Friedas Fall
Maria Brendle, Suisse, 2024o
En 1904, à Saint-Gall, Frieda, une couturière de 25 ans, est jugée pour le meurtre de son fils de cinq ans. Les accusations portées contre elle sont-elles fondées? Quelles circonstances ont conduit à cet acte monstrueux? L'affaire bouleverse l'opinion publique et donne lieu à un bras de fer entre un procureur conservateur et un avocat progressiste. Les droits et les devoirs des femmes, ainsi que leur discrimination dans la Suisse du début du XXe siècle, occupent le cœur du débat. – D'après des faits réels.
Une chose est sûre: l’affaire criminelle autour de Frieda Keller révèle des abîmes humains et sociaux qui ne peuvent laisser personne indifférent. En juin 1904, cette couturière de vingt-cinq ans originaire de Saint-Gall est arrêtée après que son fils de cinq ans a été retrouvé étranglé et sommairement enterré dans un bois voisin. Frieda avoue immédiatement avoir tué son enfant. L’enquête révèle que le père de ce dernier était l’ancien employeur de Frieda. Mère célibataire, elle avait placé son «enfant de la honte», né d'un viol, dans un foyer onéreux, avant d’être contrainte, sous la pression de l’institution, de le reprendre. La misère financière de Frieda et sa mise au ban de la société la poussent alors à commettre l’irréparable. Le procureur requiert la peine de mort, tandis qu’un avocat progressiste plaide l’irresponsabilité pénale.

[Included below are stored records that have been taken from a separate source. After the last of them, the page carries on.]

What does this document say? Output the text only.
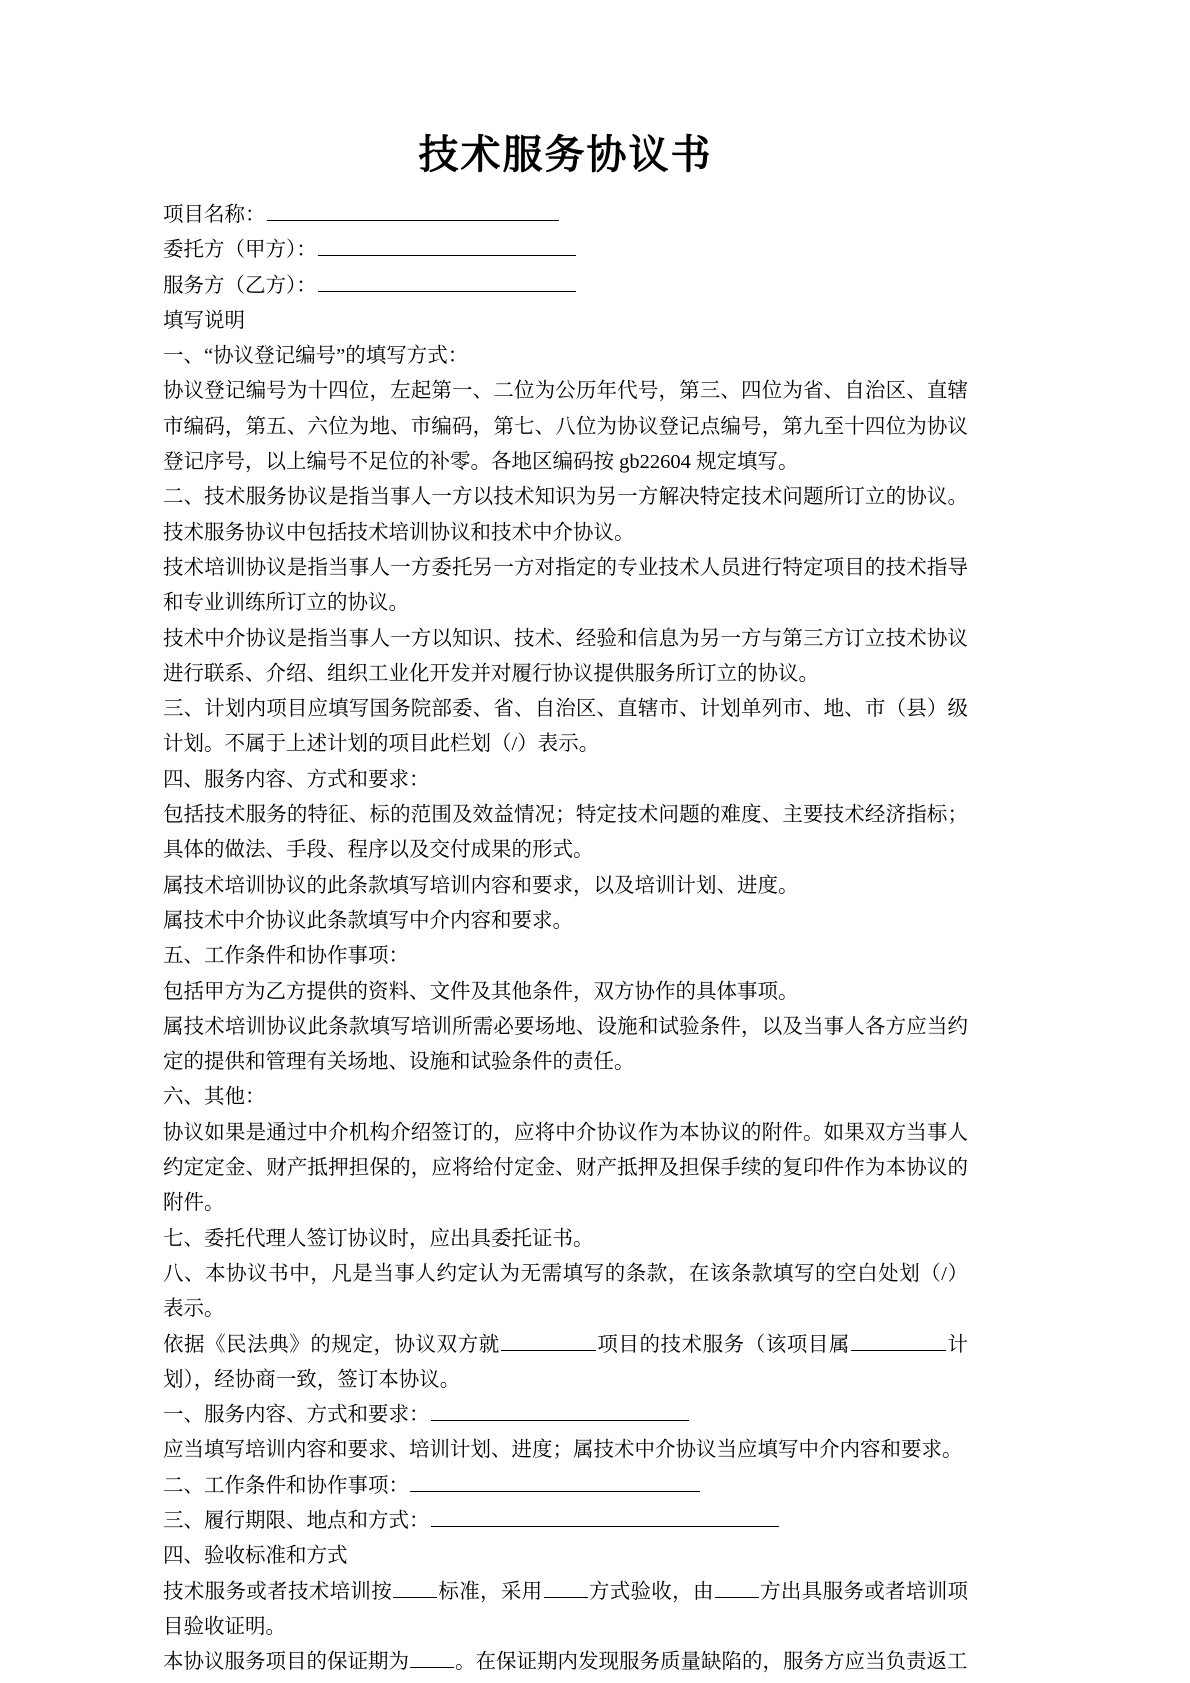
技术服务协议书
项目名称：
委托方（甲方）：
服务方（乙方）：

填写说明

一、“协议登记编号”的填写方式：

协议登记编号为十四位，左起第一、二位为公历年代号，第三、四位为省、自治区、直辖市编码，第五、六位为地、市编码，第七、八位为协议登记点编号，第九至十四位为协议登记序号，以上编号不足位的补零。各地区编码按 gb22604 规定填写。

二、技术服务协议是指当事人一方以技术知识为另一方解决特定技术问题所订立的协议。技术服务协议中包括技术培训协议和技术中介协议。

技术培训协议是指当事人一方委托另一方对指定的专业技术人员进行特定项目的技术指导和专业训练所订立的协议。

技术中介协议是指当事人一方以知识、技术、经验和信息为另一方与第三方订立技术协议进行联系、介绍、组织工业化开发并对履行协议提供服务所订立的协议。

三、计划内项目应填写国务院部委、省、自治区、直辖市、计划单列市、地、市（县）级计划。不属于上述计划的项目此栏划（/）表示。

四、服务内容、方式和要求：

包括技术服务的特征、标的范围及效益情况；特定技术问题的难度、主要技术经济指标；具体的做法、手段、程序以及交付成果的形式。

属技术培训协议的此条款填写培训内容和要求，以及培训计划、进度。

属技术中介协议此条款填写中介内容和要求。

五、工作条件和协作事项：

包括甲方为乙方提供的资料、文件及其他条件，双方协作的具体事项。

属技术培训协议此条款填写培训所需必要场地、设施和试验条件，以及当事人各方应当约定的提供和管理有关场地、设施和试验条件的责任。

六、其他：

协议如果是通过中介机构介绍签订的，应将中介协议作为本协议的附件。如果双方当事人约定定金、财产抵押担保的，应将给付定金、财产抵押及担保手续的复印件作为本协议的附件。

七、委托代理人签订协议时，应出具委托证书。

八、本协议书中，凡是当事人约定认为无需填写的条款，在该条款填写的空白处划（/）表示。

依据《民法典》的规定，协议双方就	项目的技术服务（该项目属	计划），经协商一致，签订本协议。

一、服务内容、方式和要求：

应当填写培训内容和要求、培训计划、进度；属技术中介协议当应填写中介内容和要求。

二、工作条件和协作事项：
三、履行期限、地点和方式：

四、验收标准和方式

技术服务或者技术培训按 标准，采用 方式验收，由 方出具服务或者培训项目验收证明。

本协议服务项目的保证期为 。在保证期内发现服务质量缺陷的，服务方应当负责返工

Le Grand Conseil de Saint-Gall finit par trouver un compromis – qui n’a toutefois rien de plus humain. Le problème, lorsqu’on adapte une telle affaire au cinéma, est le suivant: comment représenter une telle atrocité? Et surtout: comment restituer les émotions extrêmes qu’elle a suscitées – et suscite encore? La jeune réalisatrice Maria Brendle (Ala Kachuu) y parvient en partie. Elle enveloppe le crime dans une fausse idylle rurale – mère et fils marchent paisiblement dans les prés – ce qui rend la scène du meurtre d’autant plus incompréhensible: on y voit les deux s’affairer, presque joyeusement, autour de ce qui sera la tombe du garçon. Frieda, incarnée par la talentueuse Julia Buchmann, apparaît étonnamment calme en détention. La relation amicale qu’elle développe avec l’épouse du procureur (interprétée par Rachel Braunschweig), sous ses airs de triomphe de la solidarité féminine sur les barrières de classe, semble historiquement peu crédible. La casting, solide dans son ensemble, et les éclairages portés sur les dimensions sociales de l’affaire compensent certaines faiblesses du film, notamment sa tendance à une esthétique un peu trop hollywoodienne. Mais Friedas Fall doit avant tout son intérêt à la force de son sujet: malgré les réserves qu’on peut émettre sur la manière dont il est mis en scène, il est presque impossible d’échapper à sa force de fascination.